L’IDA Québec, la section québécoise de l’International Dark-Sky Association, propose désormais aux municipalités québécoises d’adopter un règlement sur l’éclairage extérieur visant à réduire cette pollution visuelle en améliorant leur efficacité énergétique.

«Ce règlement a été élaboré pour réaliser de façon intelligente un système d’éclairage extérieur», a précisé le président d’IDA Québec, Mihai R. Pecingina, qui part du principe que «lorsqu’il fait nuit, il ne faut éclairer que ce qui est nécessaire. Ça ne sert à rien que les terrains de sport soient éclairés la nuit quand il n’y a plus personne, par exemple. C’est un gaspillage d’énergie et donc d’argent public.»

M. Pecingina, qui est passionné par la pollution lumineuse, assure que l’impact de la lumière artificielle nocturne est très important.

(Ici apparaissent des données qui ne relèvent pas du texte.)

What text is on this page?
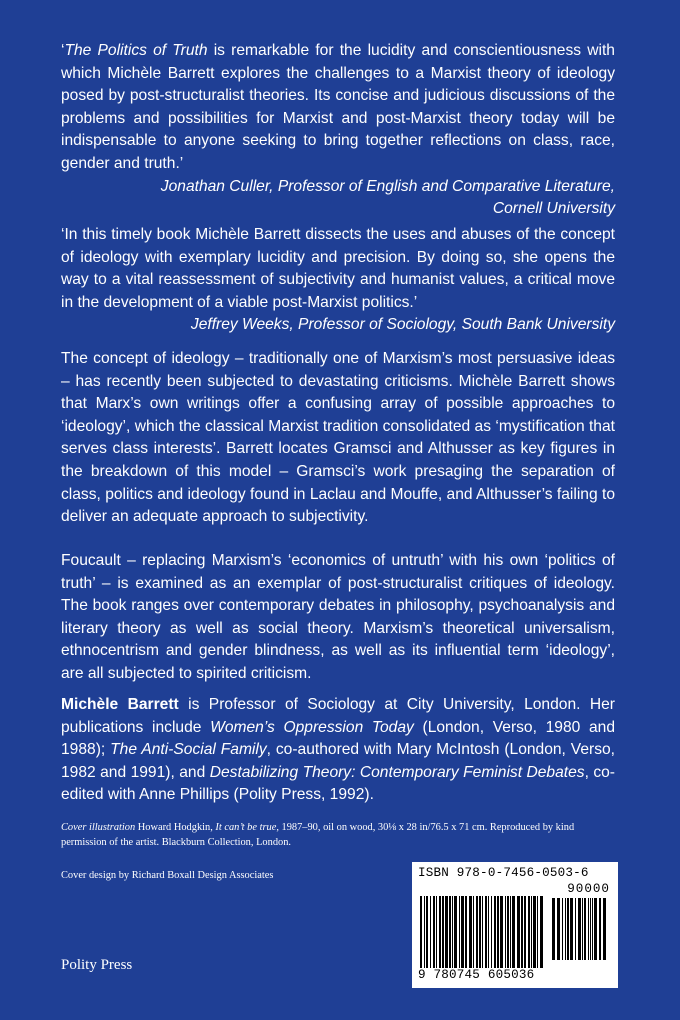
‘The Politics of Truth is remarkable for the lucidity and conscientiousness with which Michèle Barrett explores the challenges to a Marxist theory of ideology posed by post-structuralist theories. Its concise and judicious discussions of the problems and possibilities for Marxist and post-Marxist theory today will be indispensable to anyone seeking to bring together reflections on class, race, gender and truth.’

Jonathan Culler, Professor of English and Comparative Literature,
Cornell University

‘In this timely book Michèle Barrett dissects the uses and abuses of the concept of ideology with exemplary lucidity and precision. By doing so, she opens the way to a vital reassessment of subjectivity and humanist values, a critical move in the development of a viable post-Marxist politics.’

Jeffrey Weeks, Professor of Sociology, South Bank University

The concept of ideology – traditionally one of Marxism’s most persuasive ideas – has recently been subjected to devastating criticisms. Michèle Barrett shows that Marx’s own writings offer a confusing array of possible approaches to ‘ideology’, which the classical Marxist tradition consolidated as ‘mystification that serves class interests’. Barrett locates Gramsci and Althusser as key figures in the breakdown of this model – Gramsci’s work presaging the separation of class, politics and ideology found in Laclau and Mouffe, and Althusser’s failing to deliver an adequate approach to subjectivity.

Foucault – replacing Marxism’s ‘economics of untruth’ with his own ‘politics of truth’ – is examined as an exemplar of post-structuralist critiques of ideology. The book ranges over contemporary debates in philosophy, psychoanalysis and literary theory as well as social theory. Marxism’s theoretical universalism, ethnocentrism and gender blindness, as well as its influential term ‘ideology’, are all subjected to spirited criticism.

Michèle Barrett is Professor of Sociology at City University, London. Her publications include Women’s Oppression Today (London, Verso, 1980 and 1988); The Anti-Social Family, co-authored with Mary McIntosh (London, Verso, 1982 and 1991), and Destabilizing Theory: Contemporary Feminist Debates, co-edited with Anne Phillips (Polity Press, 1992).

Cover illustration Howard Hodgkin, It can’t be true, 1987–90, oil on wood, 30⅛ x 28 in/76.5 x 71 cm. Reproduced by kind permission of the artist. Blackburn Collection, London.
Cover design by Richard Boxall Design Associates
Polity Press
ISBN 978-0-7456-0503-6
90000
9 780745 605036
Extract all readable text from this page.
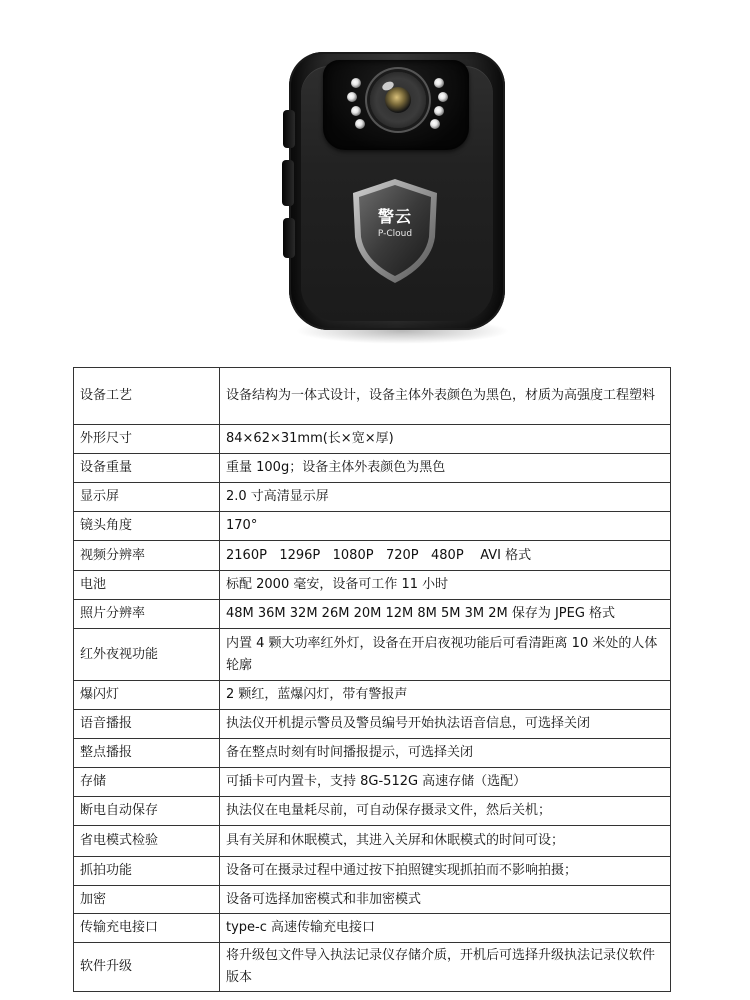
警云
P-Cloud
设备工艺	设备结构为一体式设计，设备主体外表颜色为黑色，材质为高强度工程塑料
外形尺寸	84×62×31mm(长×宽×厚)
设备重量	重量 100g；设备主体外表颜色为黑色
显示屏	2.0 寸高清显示屏
镜头角度	170°
视频分辨率	2160P   1296P   1080P   720P   480P    AVI 格式
电池	标配 2000 毫安，设备可工作 11 小时
照片分辨率	48M 36M 32M 26M 20M 12M 8M 5M 3M 2M 保存为 JPEG 格式
红外夜视功能	内置 4 颗大功率红外灯，设备在开启夜视功能后可看清距离 10 米处的人体轮廓
爆闪灯	2 颗红，蓝爆闪灯，带有警报声
语音播报	执法仪开机提示警员及警员编号开始执法语音信息，可选择关闭
整点播报	备在整点时刻有时间播报提示，可选择关闭
存储	可插卡可内置卡，支持 8G-512G 高速存储（选配）
断电自动保存	执法仪在电量耗尽前，可自动保存摄录文件，然后关机；
省电模式检验	具有关屏和休眠模式，其进入关屏和休眠模式的时间可设；
抓拍功能	设备可在摄录过程中通过按下拍照键实现抓拍而不影响拍摄；
加密	设备可选择加密模式和非加密模式
传输充电接口	type-c 高速传输充电接口
软件升级	将升级包文件导入执法记录仪存储介质，开机后可选择升级执法记录仪软件版本
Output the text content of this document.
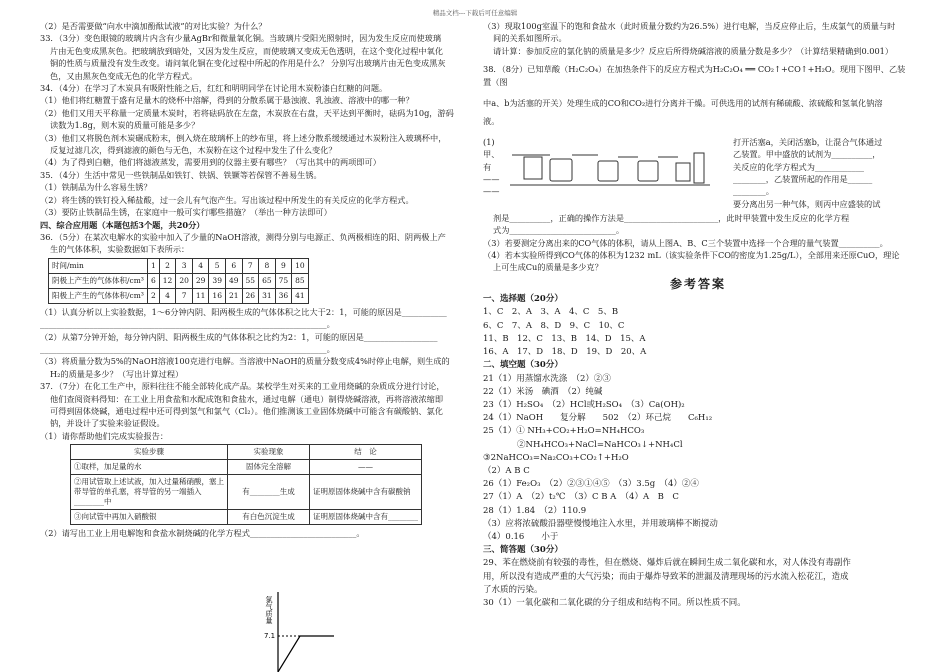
精品文档---下载后可任意编辑

（2）是否需要做“向水中滴加酚酞试液”的对比实验？为什么？

33．（3分）变色眼镜的玻璃片内含有少量AgBr和微量氧化铜。当玻璃片受阳光照射时，因为发生反应而使玻璃

片由无色变成黑灰色。把玻璃放到暗处，又因为发生反应，而使玻璃又变成无色透明，在这个变化过程中氧化

铜的性质与质量没有发生改变。请问氧化铜在变化过程中所起的作用是什么？ 分别写出玻璃片由无色变成黑灰

色，又由黑灰色变成无色的化学方程式。

34．（4分）在学习了木炭具有吸附性能之后，红红和明明同学在讨论用木炭粉漆白红糖的问题。

（1）他们将红糖置于盛有足量木的烧杯中溶解，得到的分散系属于悬浊液、乳浊液、溶液中的哪一种？

（2）他们又用天平称量一定质量木炭时，若将砝码放在左盘，木炭放在右盘，天平达到平衡时，砝码为10g，游码

读数为1.8g，则木炭的质量可能是多少？

（3）他们又将脱色剂木炭碾成粉末，倒入烧在玻璃杯上的纱布里，将上述分散系缓缓通过木炭粉注入玻璃杯中，

反复过滤几次，得到滤液的颜色与无色，木炭粉在这个过程中发生了什么变化？

（4）为了得到白糖，他们将滤液蒸发，需要用到的仪器主要有哪些？（写出其中的两项即可）

35．（4分）生活中常见一些铁制品如铁钉、铁锅、铁镢等若保管不善易生锈。

（1）铁制品为什么容易生锈？

（2）将生锈的铁钉投入稀盐酸，过一会儿有气泡产生。写出该过程中所发生的有关反应的化学方程式。

（3）要防止铁制品生锈，在家庭中一般可实行哪些措施？（举出一种方法即可）

四、综合应用题（本题包括3个题，共20分）

36．（5分）在某次电解水的实验中加入了少量的NaOH溶液，测得分别与电源正、负两极相连的阳、阴两极上产

生的气体体积，实验数据如下表所示：

时间/min	1	2	3	4	5	6	7	8	9	10
阴极上产生的气体体积/cm³	6	12	20	29	39	49	55	65	75	85
阳极上产生的气体体积/cm³	2	4	7	11	16	21	26	31	36	41

（1）认真分析以上实验数据，1～6分钟内阴、阳两极生成的气体体积之比大于2：1，可能的原因是___________

______________________________________________________________________。

（2）从第7分钟开始，每分钟内阴、阳两极生成的气体体积之比约为2：1，可能的原因是__________________

______________________________________________________________________。

（3）将质量分数为5%的NaOH溶液100克进行电解。当溶液中NaOH的质量分数变成4%时停止电解，则生成的

H₂的质量是多少？（写出计算过程）

37．（7分）在化工生产中，原料往往不能全部转化成产品。某校学生对买来的工业用烧碱的杂质成分进行讨论，

他们查阅资料得知：在工业上用食盐和水配成饱和食盐水，通过电解（通电）制得烧碱溶液，再将溶液浓缩即

可得到固体烧碱，通电过程中还可得到氢气和氯气（Cl₂）。他们推测该工业固体烧碱中可能含有碳酸钠、氯化

钠，并设计了实验来验证假设。

（1）请你帮助他们完成实验报告：

实验步骤	实验现象	结　论
①取样，加足量的水	固体完全溶解	——
②用试管取上述试液，加入过量稀硝酸，塞上带导管的单孔塞，将导管的另一端插入________中	有________生成	证明原固体烧碱中含有碳酸钠
③向试管中再加入硝酸银	有白色沉淀生成	证明原固体烧碱中含有________

（2）请写出工业上用电解饱和食盐水制烧碱的化学方程式__________________________。

氯气质量
7.1

（3）现取100g室温下的饱和食盐水（此时质量分数约为26.5%）进行电解，当反应停止后，生成氯气的质量与时

间的关系如图所示。

请计算：参加反应的氯化钠的质量是多少？反应后所得烧碱溶液的质量分数是多少？（计算结果精确到0.001）

38．（8分）已知草酸（H₂C₂O₄）在加热条件下的反应方程式为H₂C₂O₄ ══ CO₂↑+CO↑+H₂O。现用下图甲、乙装置（图

中a、b为活塞的开关）处理生成的CO和CO₂进行分离并干燥。可供选用的试剂有稀硫酸、浓硫酸和氢氧化钠溶

液。

(1)

甲、

有

——

——

打开活塞a，关闭活塞b，让混合气体通过

乙装置。甲中盛放的试剂为__________，

关反应的化学方程式为____________

________，乙装置所起的作用是______

________。

要分离出另一种气体，则丙中应盛装的试

剂是__________，正确的操作方法是_______________________，此时甲装置中发生反应的化学方程

式为__________________________。

（3）若要测定分离出来的CO气体的体积，请从上图A、B、C三个装置中选择一个合理的量气装置__________。

（4）若本实验所得到CO气体的体积为1232 mL（该实验条件下CO的密度为1.25g/L），全部用来还原CuO，理论

上可生成Cu的质量是多少克？

参考答案

一、选择题（20分）

1、C　2、A　3、A　4、C　5、B

6、C　7、A　8、D　9、C　10、C

11、B　12、C　13、B　14、D　15、A

16、A　17、D　18、D　19、D　20、A

二、填空题（30分）

21（1）用蒸馏水洗涤　（2）②③

22（1）米汤　碘酒　（2）纯碱

23（1）H₂SO₄　（2）HCl或H₂SO₄　（3）Ca(OH)₂

24（1）NaOH　　复分解　　502　（2）环己烷　　C₆H₁₂

25（1）① NH₃+CO₂+H₂O=NH₄HCO₃

　　　　②NH₄HCO₃+NaCl=NaHCO₃↓+NH₄Cl

③2NaHCO₃=Na₂CO₃+CO₂↑+H₂O

（2）A B C

26（1）Fe₂O₃　（2）②③①④⑤　（3）3.5g　（4）②④

27（1）A　（2）t₂℃　（3）C B A　（4）A　B　C

28（1）1.84　（2）110.9

（3）应将浓硫酸沿器壁慢慢地注入水里，并用玻璃棒不断搅动

（4）0.16　　小于

三、简答题（30分）

29、苯在燃烧前有较强的毒性，但在燃烧、爆炸后就在瞬间生成二氧化碳和水，对人体没有毒副作

用，所以没有造成严重的大气污染；而由于爆炸导致苯的泄漏及清理现场的污水流入松花江，造成

了水质的污染。

30（1）一氧化碳和二氧化碳的分子组成和结构不同。所以性质不同。
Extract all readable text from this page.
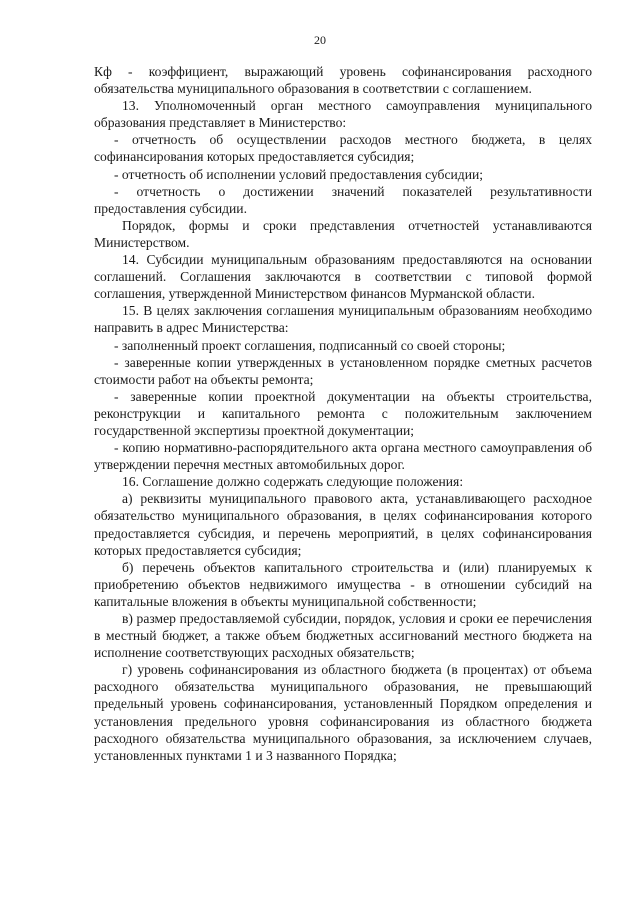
20

Кф - коэффициент, выражающий уровень софинансирования расходного обязательства муниципального образования в соответствии с соглашением.

13. Уполномоченный орган местного самоуправления муниципального образования представляет в Министерство:

- отчетность об осуществлении расходов местного бюджета, в целях софинансирования которых предоставляется субсидия;

- отчетность об исполнении условий предоставления субсидии;

- отчетность о достижении значений показателей результативности предоставления субсидии.

Порядок, формы и сроки представления отчетностей устанавливаются Министерством.

14. Субсидии муниципальным образованиям предоставляются на основании соглашений. Соглашения заключаются в соответствии с типовой формой соглашения, утвержденной Министерством финансов Мурманской области.

15. В целях заключения соглашения муниципальным образованиям необходимо направить в адрес Министерства:

- заполненный проект соглашения, подписанный со своей стороны;

- заверенные копии утвержденных в установленном порядке сметных расчетов стоимости работ на объекты ремонта;

- заверенные копии проектной документации на объекты строительства, реконструкции и капитального ремонта с положительным заключением государственной экспертизы проектной документации;

- копию нормативно-распорядительного акта органа местного самоуправления об утверждении перечня местных автомобильных дорог.

16. Соглашение должно содержать следующие положения:

а) реквизиты муниципального правового акта, устанавливающего расходное обязательство муниципального образования, в целях софинансирования которого предоставляется субсидия, и перечень мероприятий, в целях софинансирования которых предоставляется субсидия;

б) перечень объектов капитального строительства и (или) планируемых к приобретению объектов недвижимого имущества - в отношении субсидий на капитальные вложения в объекты муниципальной собственности;

в) размер предоставляемой субсидии, порядок, условия и сроки ее перечисления в местный бюджет, а также объем бюджетных ассигнований местного бюджета на исполнение соответствующих расходных обязательств;

г) уровень софинансирования из областного бюджета (в процентах) от объема расходного обязательства муниципального образования, не превышающий предельный уровень софинансирования, установленный Порядком определения и установления предельного уровня софинансирования из областного бюджета расходного обязательства муниципального образования, за исключением случаев, установленных пунктами 1 и 3 названного Порядка;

«La nuit, la lumière entraîne des troubles du sommeil chez certaines personnes, elle bloque la réaction chimique qui permet aux nitrates présents dans l’atmosphère de “nettoyer l’air”, elle crée des interférences avec la signalisation lumineuse routière et peut gêner la vue au volant, elle est aussi la deuxième cause de disparition d’insectes après les pesticides, et désoriente les oiseaux qui se repèrent avec la lune», a énuméré l’ingénieur.

Ce dernier a affirmé que l’application par les municipalités du règlement d’IDA-Québec représentait un investissement financier qui sera rapidement rentabilisé et qui améliorera la qualité de vie nocturne des Québécois.

Pour ce faire, «il faut être très contrôlant, a-t-il reconnu. Il faut réduire la quantité de lumière émise en se concentrant sur les besoins essentiels et le temps d’utilisation de la lumière, en utilisant notamment des capteurs de présence sur les pistes cyclables ou dans les parcs. Il faut aussi contrôler l’orientation de la lumière – vers la zone à éclairer et vers le bas pour éviter la dispersion lumineuse –, ou encore camoufler les sources de lumière», susceptibles de déranger le voisinage.

Mihai R. Pecingina estime aussi qu’il faut privilégier la qualité de la lumière, en évitant le plus possible la lumière bleue, qui a un impact sur le rythme circadien (veille-sommeil). Les municipalités autour du mont Mégantic avaient d’ailleurs opté pour la lumière sodium haute pression, dépourvue de lumière bleue.

IDA Québec présentera son nouveau règlement «clé en main» au cours des prochaines semaines aux municipalités pour consultation, et lancera au printemps une norme consensuelle, donc non imposée, en collaboration avec le Bureau de normalisation du Québec (BNQ). Il s’agira d’une adaptation de la norme nord-américaine Model Lighting Ordinance.